Anyone know how the boatbuilders get the centreboard and rudder aligned and vertical?
I've always used tape measures, lots of care and attention, and mk 1 eyeball. Rudder of course just has to be in line with the board, so turn the boat upside down: simple enough. Locating the plate case can be quite a can of worms, because boats - especially if one is rebuilding an oldie, are very rarely absolutely symmettrical and it may be necessary to compromise. I figure the relationship with the mast is probably the key one.
Thanks Jim, was thinking along the lines of a string line from stem to transom, setting up level side to side on the thwart (upside down) and dropping a plumb line down the transom from the keel to the transom top.

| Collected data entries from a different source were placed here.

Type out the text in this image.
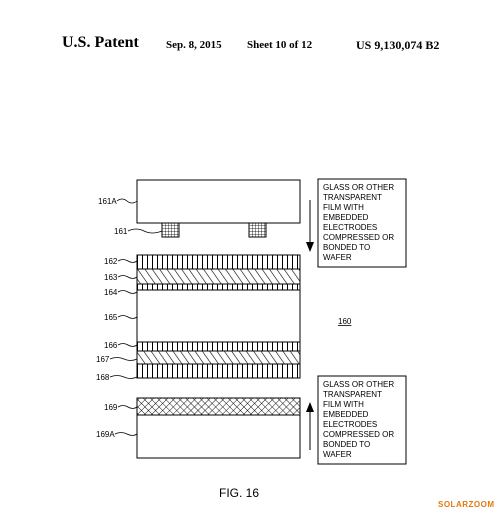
U.S. Patent Sep. 8, 2015 Sheet 10 of 12	US 9,130,074 B2
161A
161
162
163
164
165
166
167
168
169
169A
160
GLASS OR OTHER
TRANSPARENT
FILM WITH
EMBEDDED
ELECTRODES
COMPRESSED OR
BONDED TO
WAFER
GLASS OR OTHER
TRANSPARENT
FILM WITH
EMBEDDED
ELECTRODES
COMPRESSED OR
BONDED TO
WAFER
FIG. 16
SOLARZOOM
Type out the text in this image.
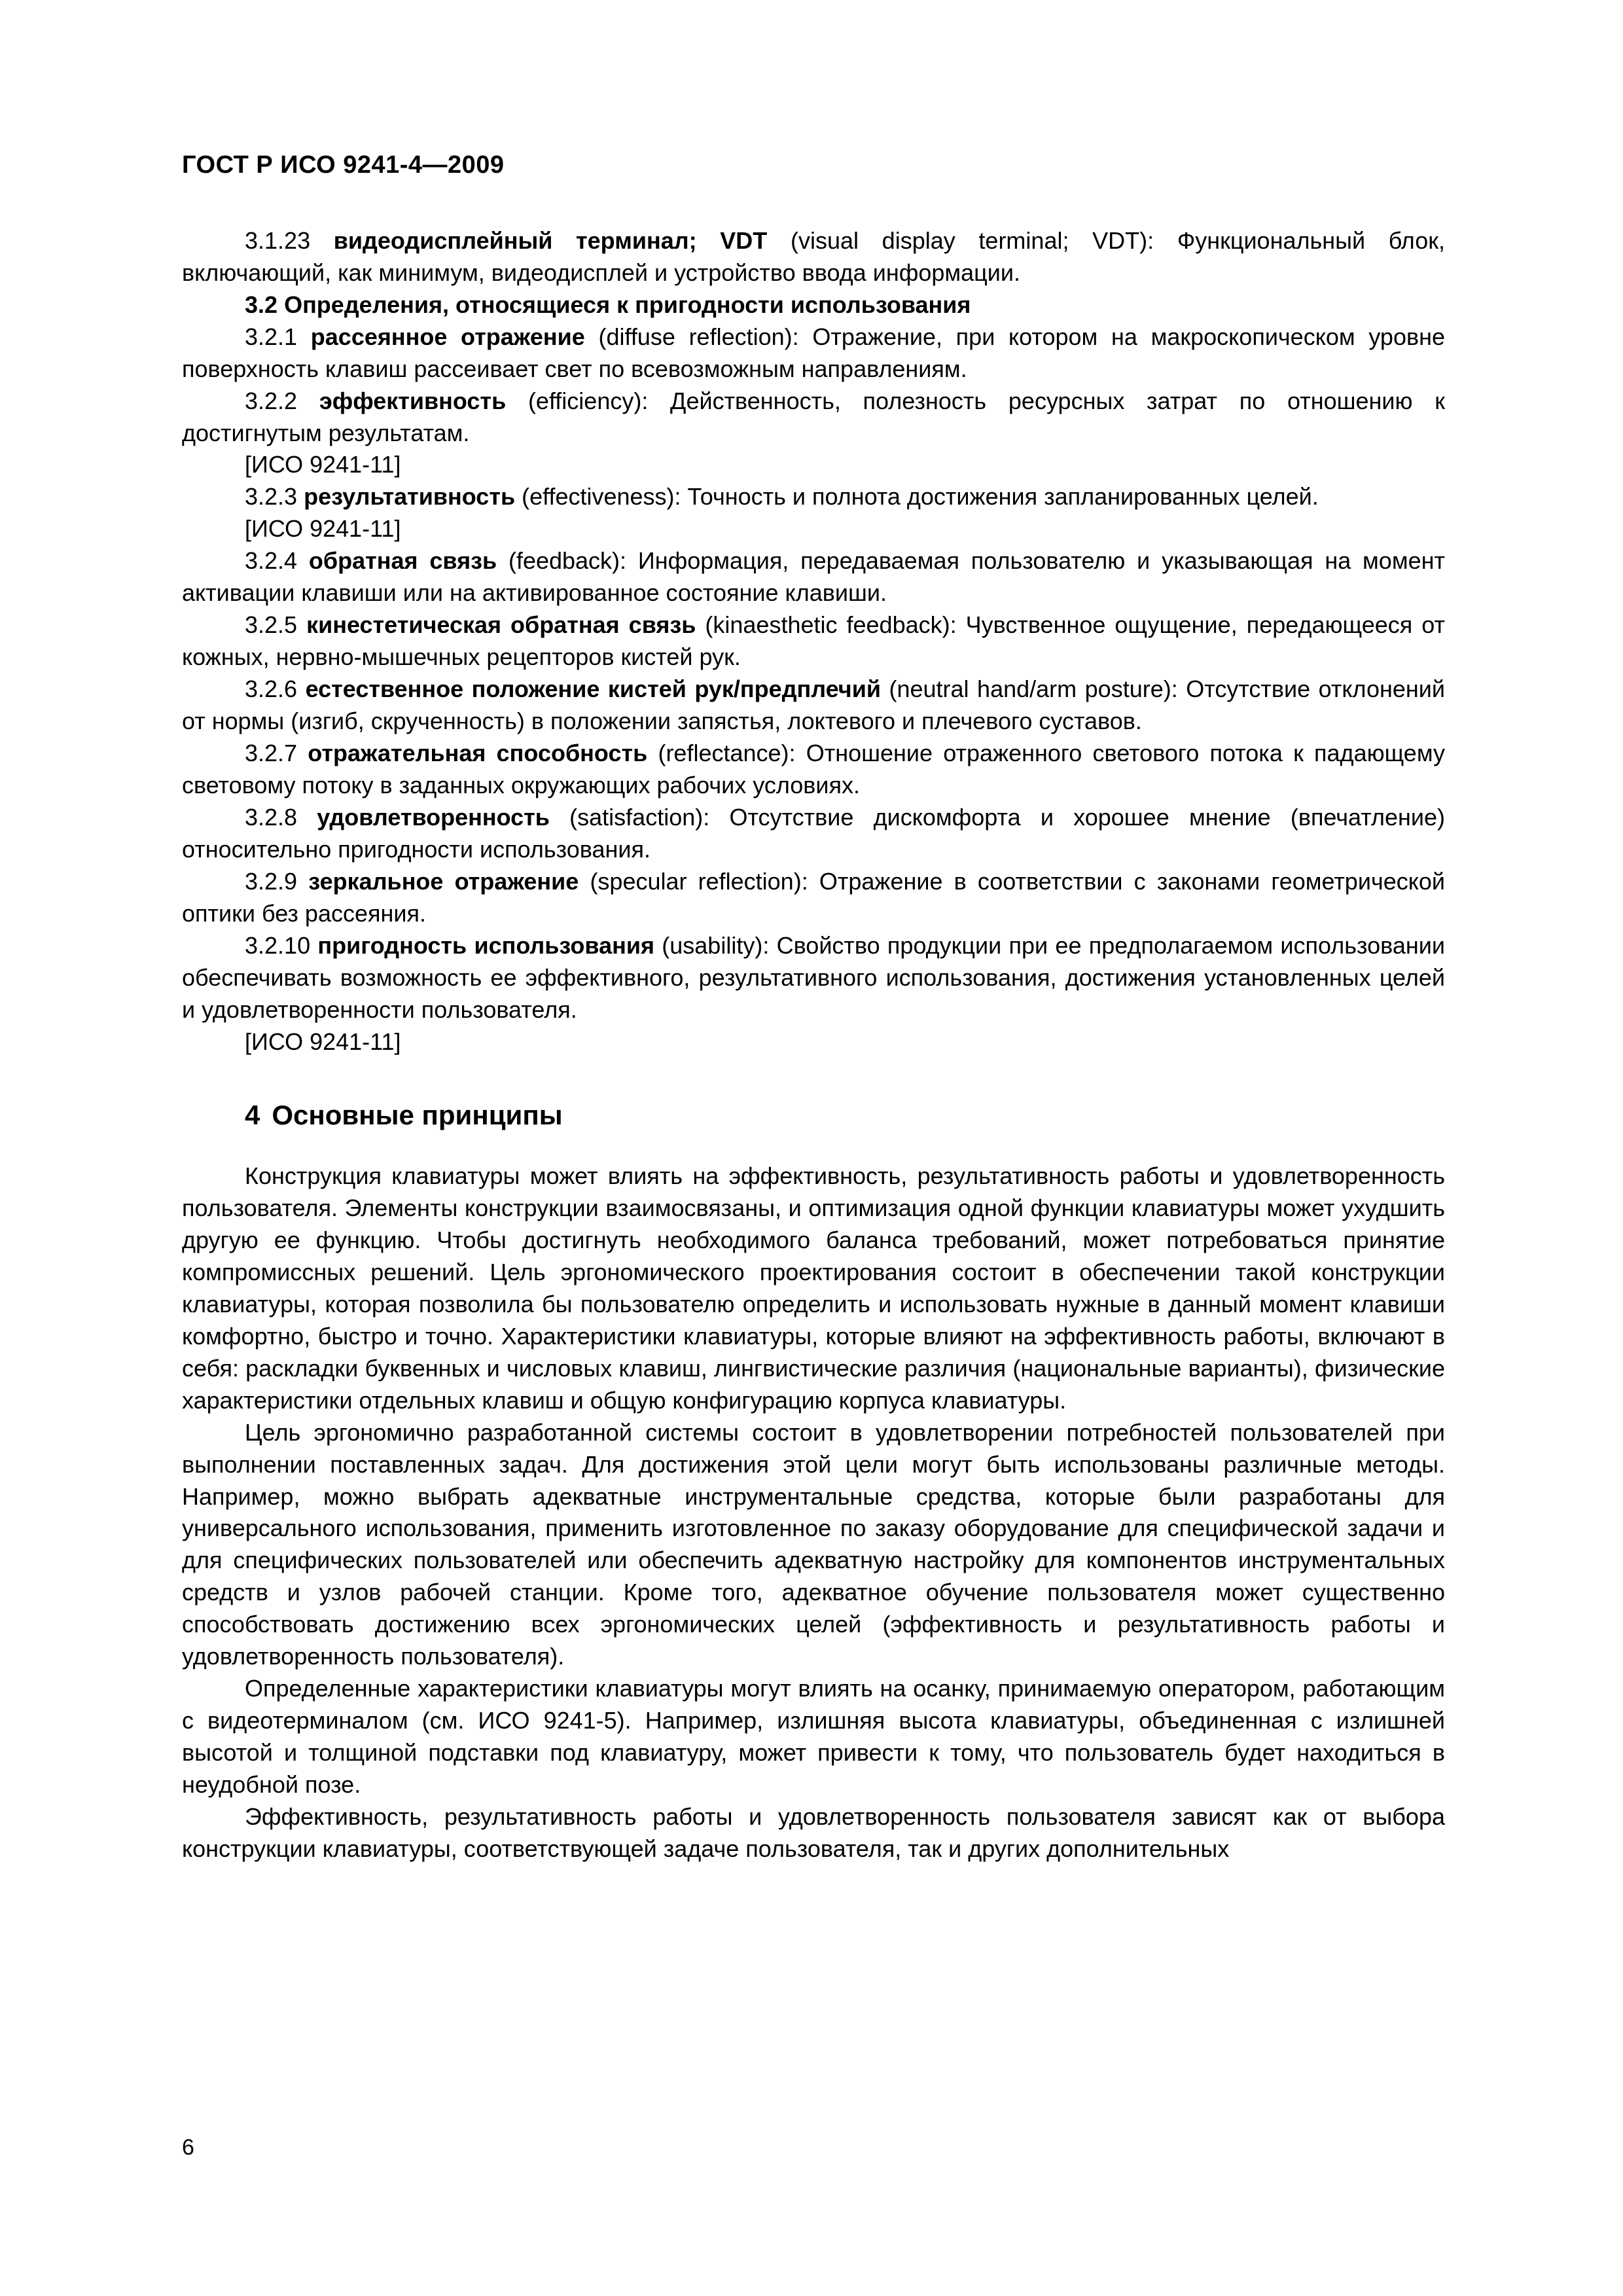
ГОСТ Р ИСО 9241-4—2009

3.1.23 видеодисплейный терминал; VDT (visual display terminal; VDT): Функциональный блок, включающий, как минимум, видеодисплей и устройство ввода информации.

3.2 Определения, относящиеся к пригодности использования

3.2.1 рассеянное отражение (diffuse reflection): Отражение, при котором на макроскопическом уровне поверхность клавиш рассеивает свет по всевозможным направлениям.

3.2.2 эффективность (efficiency): Действенность, полезность ресурсных затрат по отношению к достигнутым результатам.

[ИСО 9241-11]

3.2.3 результативность (effectiveness): Точность и полнота достижения запланированных целей.

[ИСО 9241-11]

3.2.4 обратная связь (feedback): Информация, передаваемая пользователю и указывающая на момент активации клавиши или на активированное состояние клавиши.

3.2.5 кинестетическая обратная связь (kinaesthetic feedback): Чувственное ощущение, передающееся от кожных, нервно-мышечных рецепторов кистей рук.

3.2.6 естественное положение кистей рук/предплечий (neutral hand/arm posture): Отсутствие отклонений от нормы (изгиб, скрученность) в положении запястья, локтевого и плечевого суставов.

3.2.7 отражательная способность (reflectance): Отношение отраженного светового потока к падающему световому потоку в заданных окружающих рабочих условиях.

3.2.8 удовлетворенность (satisfaction): Отсутствие дискомфорта и хорошее мнение (впечатление) относительно пригодности использования.

3.2.9 зеркальное отражение (specular reflection): Отражение в соответствии с законами геометрической оптики без рассеяния.

3.2.10 пригодность использования (usability): Свойство продукции при ее предполагаемом использовании обеспечивать возможность ее эффективного, результативного использования, достижения установленных целей и удовлетворенности пользователя.

[ИСО 9241-11]

4 Основные принципы

Конструкция клавиатуры может влиять на эффективность, результативность работы и удовлетворенность пользователя. Элементы конструкции взаимосвязаны, и оптимизация одной функции клавиатуры может ухудшить другую ее функцию. Чтобы достигнуть необходимого баланса требований, может потребоваться принятие компромиссных решений. Цель эргономического проектирования состоит в обеспечении такой конструкции клавиатуры, которая позволила бы пользователю определить и использовать нужные в данный момент клавиши комфортно, быстро и точно. Характеристики клавиатуры, которые влияют на эффективность работы, включают в себя: раскладки буквенных и числовых клавиш, лингвистические различия (национальные варианты), физические характеристики отдельных клавиш и общую конфигурацию корпуса клавиатуры.

Цель эргономично разработанной системы состоит в удовлетворении потребностей пользователей при выполнении поставленных задач. Для достижения этой цели могут быть использованы различные методы. Например, можно выбрать адекватные инструментальные средства, которые были разработаны для универсального использования, применить изготовленное по заказу оборудование для специфической задачи и для специфических пользователей или обеспечить адекватную настройку для компонентов инструментальных средств и узлов рабочей станции. Кроме того, адекватное обучение пользователя может существенно способствовать достижению всех эргономических целей (эффективность и результативность работы и удовлетворенность пользователя).

Определенные характеристики клавиатуры могут влиять на осанку, принимаемую оператором, работающим с видеотерминалом (см. ИСО 9241-5). Например, излишняя высота клавиатуры, объединенная с излишней высотой и толщиной подставки под клавиатуру, может привести к тому, что пользователь будет находиться в неудобной позе.

Эффективность, результативность работы и удовлетворенность пользователя зависят как от выбора конструкции клавиатуры, соответствующей задаче пользователя, так и других дополнительных

6
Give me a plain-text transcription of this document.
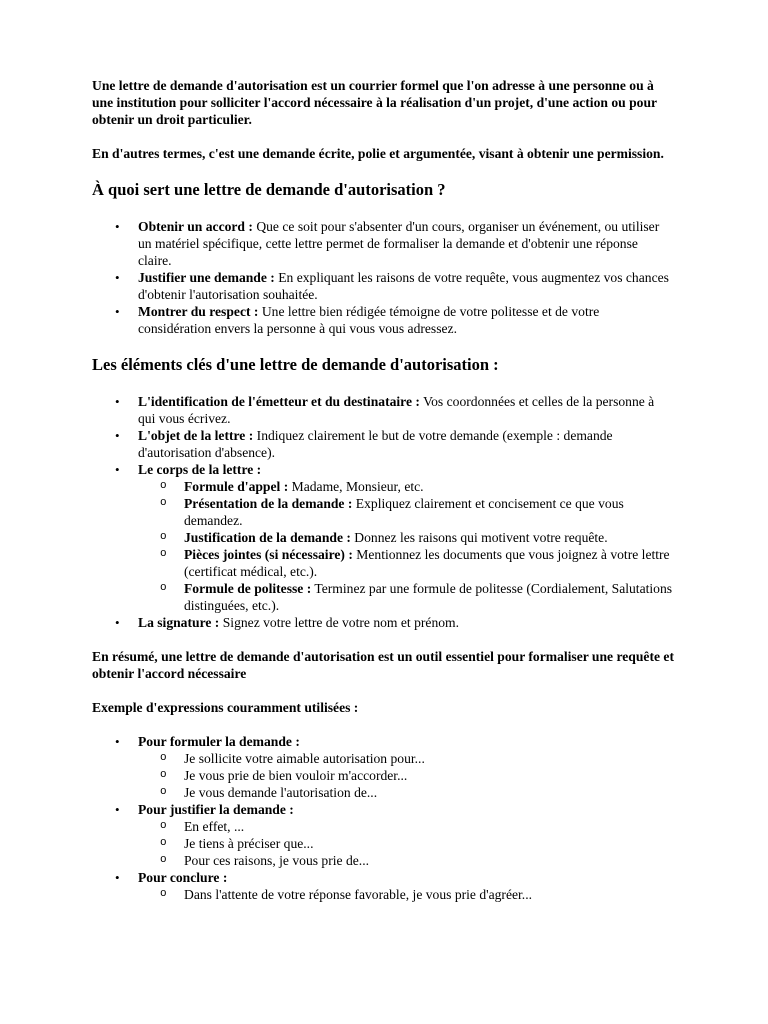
Une lettre de demande d'autorisation est un courrier formel que l'on adresse à une personne ou à une institution pour solliciter l'accord nécessaire à la réalisation d'un projet, d'une action ou pour obtenir un droit particulier.

En d'autres termes, c'est une demande écrite, polie et argumentée, visant à obtenir une permission.

À quoi sert une lettre de demande d'autorisation ?
• Obtenir un accord : Que ce soit pour s'absenter d'un cours, organiser un événement, ou utiliser un matériel spécifique, cette lettre permet de formaliser la demande et d'obtenir une réponse claire.
• Justifier une demande : En expliquant les raisons de votre requête, vous augmentez vos chances d'obtenir l'autorisation souhaitée.
• Montrer du respect : Une lettre bien rédigée témoigne de votre politesse et de votre considération envers la personne à qui vous vous adressez.
Les éléments clés d'une lettre de demande d'autorisation :
• L'identification de l'émetteur et du destinataire : Vos coordonnées et celles de la personne à qui vous écrivez.
• L'objet de la lettre : Indiquez clairement le but de votre demande (exemple : demande d'autorisation d'absence).
• Le corps de la lettre :
o Formule d'appel : Madame, Monsieur, etc.
o Présentation de la demande : Expliquez clairement et concisement ce que vous demandez.
o Justification de la demande : Donnez les raisons qui motivent votre requête.
o Pièces jointes (si nécessaire) : Mentionnez les documents que vous joignez à votre lettre (certificat médical, etc.).
o Formule de politesse : Terminez par une formule de politesse (Cordialement, Salutations distinguées, etc.).
• La signature : Signez votre lettre de votre nom et prénom.

En résumé, une lettre de demande d'autorisation est un outil essentiel pour formaliser une requête et obtenir l'accord nécessaire

Exemple d'expressions couramment utilisées :

• Pour formuler la demande :
o Je sollicite votre aimable autorisation pour...
o Je vous prie de bien vouloir m'accorder...
o Je vous demande l'autorisation de...
• Pour justifier la demande :
o En effet, ...
o Je tiens à préciser que...
o Pour ces raisons, je vous prie de...
• Pour conclure :
o Dans l'attente de votre réponse favorable, je vous prie d'agréer...
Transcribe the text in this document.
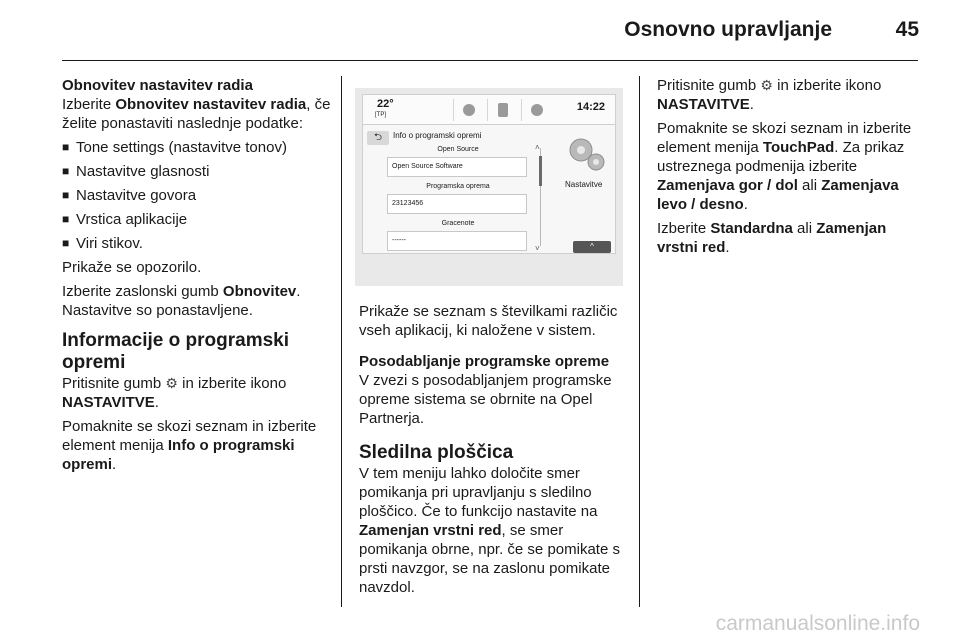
Osnovno upravljanje	45
Obnovitev nastavitev radia
Izberite Obnovitev nastavitev radia, če želite ponastaviti naslednje podatke:
■ Tone settings (nastavitve tonov)
■ Nastavitve glasnosti
■ Nastavitve govora
■ Vrstica aplikacije
■ Viri stikov.
Prikaže se opozorilo.
Izberite zaslonski gumb Obnovitev. Nastavitve so ponastavljene.
Informacije o programski opremi
Pritisnite gumb ⚙ in izberite ikono NASTAVITVE.
Pomaknite se skozi seznam in izberite element menija Info o programski opremi.
22°
[TP]
14:22
⮌	Info o programski opremi
Open Source
Open Source Software
Programska oprema
23123456
Gracenote
------
˄
˅
Nastavitve
^
Prikaže se seznam s številkami različic vseh aplikacij, ki naložene v sistem.
Posodabljanje programske opreme
V zvezi s posodabljanjem programske opreme sistema se obrnite na Opel Partnerja.
Sledilna ploščica
V tem meniju lahko določite smer pomikanja pri upravljanju s sledilno ploščico. Če to funkcijo nastavite na Zamenjan vrstni red, se smer pomikanja obrne, npr. če se pomikate s prsti navzgor, se na zaslonu pomikate navzdol.
Pritisnite gumb ⚙ in izberite ikono NASTAVITVE.
Pomaknite se skozi seznam in izberite element menija TouchPad. Za prikaz ustreznega podmenija izberite Zamenjava gor / dol ali Zamenjava levo / desno.
Izberite Standardna ali Zamenjan vrstni red.
carmanualsonline.info
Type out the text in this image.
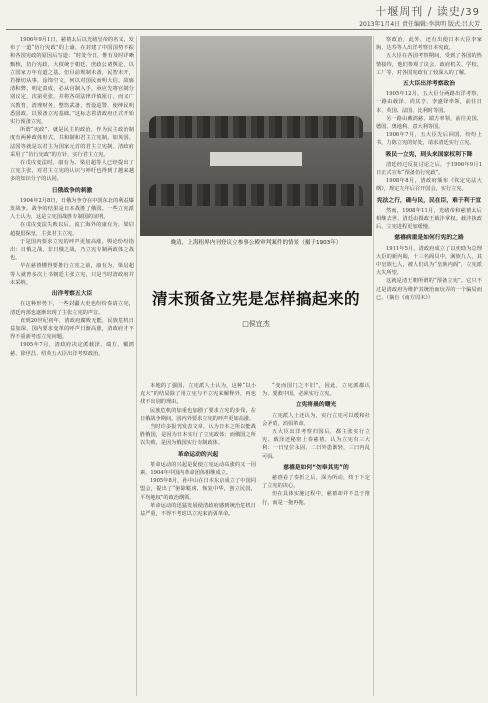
十堰周刊 / 读史/39
2013年1月4日 责任编辑:李洪明 版式:吕大芳

1906年9月1日，慈禧太后以光绪皇帝的名义，发布了一道“仿行宪政”的上谕，在封建了中国国势不振和各国宪政的原因后写道：“时处今日，惟有及时详晰甄核，仿行宪政，大权统于朝廷，庶政公诸舆论，以立国家万年有道之基。但目前规制未备，民智未开，若操切从事，涂饰空文，何以对国民而明大信。故廓清积弊，明定责成，必从官制入手，亟应先将官制分别议定，次第更张。并将各项法律详慎厘订，而又广兴教育，清理财务，整饬武备，普设巡警，使绅民明悉国政，以预备立宪基础。”这标志着清政府正式开始实行预备立宪。

所谓“宪政”，就是民主的政治，作为民主政治制度有两种政体形式，共和制和君主立宪制。如英国、法国等就是以君主为国家元首的君主立宪制。清政府采用了“仿行宪政”的方针，实行君主立宪。

在戊戌变法时，康有为、梁启超等人已经提出了立宪主张，对君主立宪的认识与呼吁也得到了越来越多的知识分子的认同。

日俄战争的刺激

1904年2月8日，日俄为争夺在中国东北的利益爆发战争。战争的结果是日本战胜了俄国。一些立宪派人士认为，这是立宪国战胜专制国的证明。

在戊戌变法失败以后，流亡海外的康有为、梁启超提倡保皇，主张君主立宪。

于是国内要求立宪的呼声更加高涨。舆论纷纷指出：日俄之战，非日俄之战，乃立宪专制两政体之战也。

早在慈禧懂得要推行立宪之前，康有为、梁启超等人就曾多次上书朝廷主张立宪，只是当时清政府并未采纳。

出洋考察五大臣

在这种形势下，一些封疆大吏也纷纷奏请立宪，清廷内部也逐渐出现了主张立宪的声音。

直到20世纪初年，清政府腐败无能，民族危机日益加深，国内要求变革的呼声日渐高涨，清政府才不得不重新考虑立宪问题。

1905年7月，清政府决定派载泽、端方、戴鸿慈、徐世昌、绍英五大臣出洋考察政治。

晚清，上海租界内刊登议立参事公殿审判案件的情景（摄于1903年）
清末预备立宪是怎样搞起来的
□侯宜杰

本地的了强国，立宪派人士认为，这种“以小克大”的结局除了用立宪与不立宪来解释外，再也找不出别的理由。

民族危机的加重也加剧了要求立宪的步伐，在日俄战争期间，国内外要求立宪的呼声更加高涨。

当时许多报刊发表文章，认为日本之所以能战胜俄国，是因为日本实行了立宪政体；而俄国之所以失败，是因为俄国实行专制政体。

革命运动的兴起

革命运动的兴起是促使立宪运动高涨的又一因素。1904年中国内革命团体相继成立。

1905年8月，孙中山在日本东京成立了中国同盟会，提出了“驱除鞑虏，恢复中华，创立民国，平均地权”的政治纲领。

革命运动的迅猛发展使清政府感到统治危机日益严重，不得不考虑以立宪来消弭革命。

“变而国门之不旧”，因此，立宪派都认为，要救中国，必须实行立宪。

立宪将晨的曙光

立宪派人士还认为，实行立宪可以缓和社会矛盾，消弭革命。

五大臣出洋考察归国后，都主张实行立宪。载泽还秘密上奏慈禧，认为立宪有三大利：一曰皇位永固，二曰外患渐轻，三曰内乱可弭。

慈禧是如何“勿奉其宪”的

慈禧看了奏折之后，深为所动，终于下定了立宪的决心。

但在具体实施过程中，慈禧却并不急于推行，而是一拖再拖。

察政治，此外，还有出使日本大臣李家驹、达寿等人出洋考察日本宪政。

五大臣在各国考察期间，受到了各国的热情接待，他们参观了议会、政府机关、学校、工厂等，对各国宪政有了较深入的了解。

五大臣出洋考察政治

1905年12月，五大臣分两路出洋考察，一路由载泽、尚其亨、李盛铎率领，前往日本、英国、法国、比利时等国。

另一路由戴鸿慈、端方率领，前往美国、德国、奥地利、意大利等国。

1906年7月，五大臣先后回国，纷纷上书，力陈立宪的好处，请求清廷实行立宪。

吸民一立宪，到头来国家权利下降

清廷经过反复讨论之后，于1906年9月1日正式宣布“预备仿行宪政”。

1908年8月，清政府颁布《钦定宪法大纲》，规定九年后召开国会，实行立宪。

宪法之行，确与民，民在臣，难于利于宣

然而，1908年11月，光绪帝和慈禧太后相继去世，清廷由摄政王载沣掌权。载沣执政后，立宪进程更加缓慢。

慈禧病重是如何行宪的之路

1911年5月，清政府成立了以奕劻为总理大臣的新内阁，十三名阁员中，满族九人，其中皇族七人，被人们讥为“皇族内阁”，立宪派大失所望。

这就是清王朝所谓的“预备立宪”。它只不过是清政府为维护其统治而玩弄的一个骗局而已。（摘自《南方周末》）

The question is - How will you tell if they are not aligned? The answer is by looking at them. use the same technique to align everything. I take the centreboard out and replace it in the box the otherway out with the boat sat on the trolley. I then line the rudder up with this. I initially stick the pintles on with double sided tape. Once in place i then carefully drill, taking time to check things as i go. Measure three times, drill once....
Thanks for the good advice 'eyes' - I acknowledge the idea of a visual alignment check (or backed up with string lines) - the problem I was struggling with was getting the relevant bits arranged for comparison - the idea of putting the centreboard in from outside hadn't occured to me to set the mast / vertical 'datum' - thanks for that. Once that is set, the comparison with c/b and rudder is more reliable.
If you are turning the boat upside down why not set it on carpeted trestle - a couple of workmates eg. and then push the centreboard up from underneath. Then you will have the precise alignment of the board as it will be when it's in the water. Get the rudder alignment from that.
Laurie Smart builds the case into the hull jig, so he can guarantee that the case is vertical in the boat. Unless the builder of your boat can tell you he did likewise I would certainly not assume that the case is vertical - and I would definitely not assume that the thwart is horizontal!
The case is the first bit of the boat to be built. Everything else is built around that, as Keith points out, to guarantee vertical alignment, etc,etc.
Andy Hay - 3626 Business as Usual
There was a photo sequence in a recent magazine showing the Winder build method. This showed that the case went into the hull moulding at skin stage on the plastic boats. That way it is structurally part of the hull skin. The case capping is part of the internal moulding that includes the bow tank.
I would have thought it very unusual for any Merlin to have foil alignment problems, as they are generally built so well as the boat builders reputation hang on their craftsmanship. If the boat is very old, I can imagine you would have doubts.
What colour are your toe straps Tim, that they clash so badly with your buyancy bag straps, and who chose them in the first place? LOL
Here are some snaps of me doing this on my 12 ... maybe useful
err..the bag straps are red..and the padded toes straps grey..the yellow bags are a colour clash disaster
Thanks for sharing the pictures Rick - thorough job and as they say, a picture is worth a thousand words.
I knew I needed a garage - now I know why!
One one occasion when I was taking Heaven Sent to Laurie's shed he had Luka, the retro Passing Cloud in being redecked etc for Mike Stephens. Several things were not in line and the shroud attachments were not in the same place. He was using the string down the centreline method to align everything. I have previously described a simple way of determining if your mast is perpendicular to the side decks. Cleat your main halyard at the point you can just touch one side deck by the shroud attachment with the end of the rope. Go round to the other side and see if you can do the same. Adjust shrouds till this is achieved. If you do this and then check the C/B by eye you will not be far out.
Provided your older hull isn't twisted then the halyard method works well!!
> I have previously described a simple way of determining if your mast is perpendicular to the side decks.
Oh yes, a laser level is a dead handy bit of kit for these alignment games...
Ask yourself these question, do I keep the boat upright all the time, the answer will be no, so does it matter if the mast is a bit off? What is vitally important and in so many wooden boats that were not built with the case in the mould the answer is no. is is the plate case in line fore and aft. Thats the big one.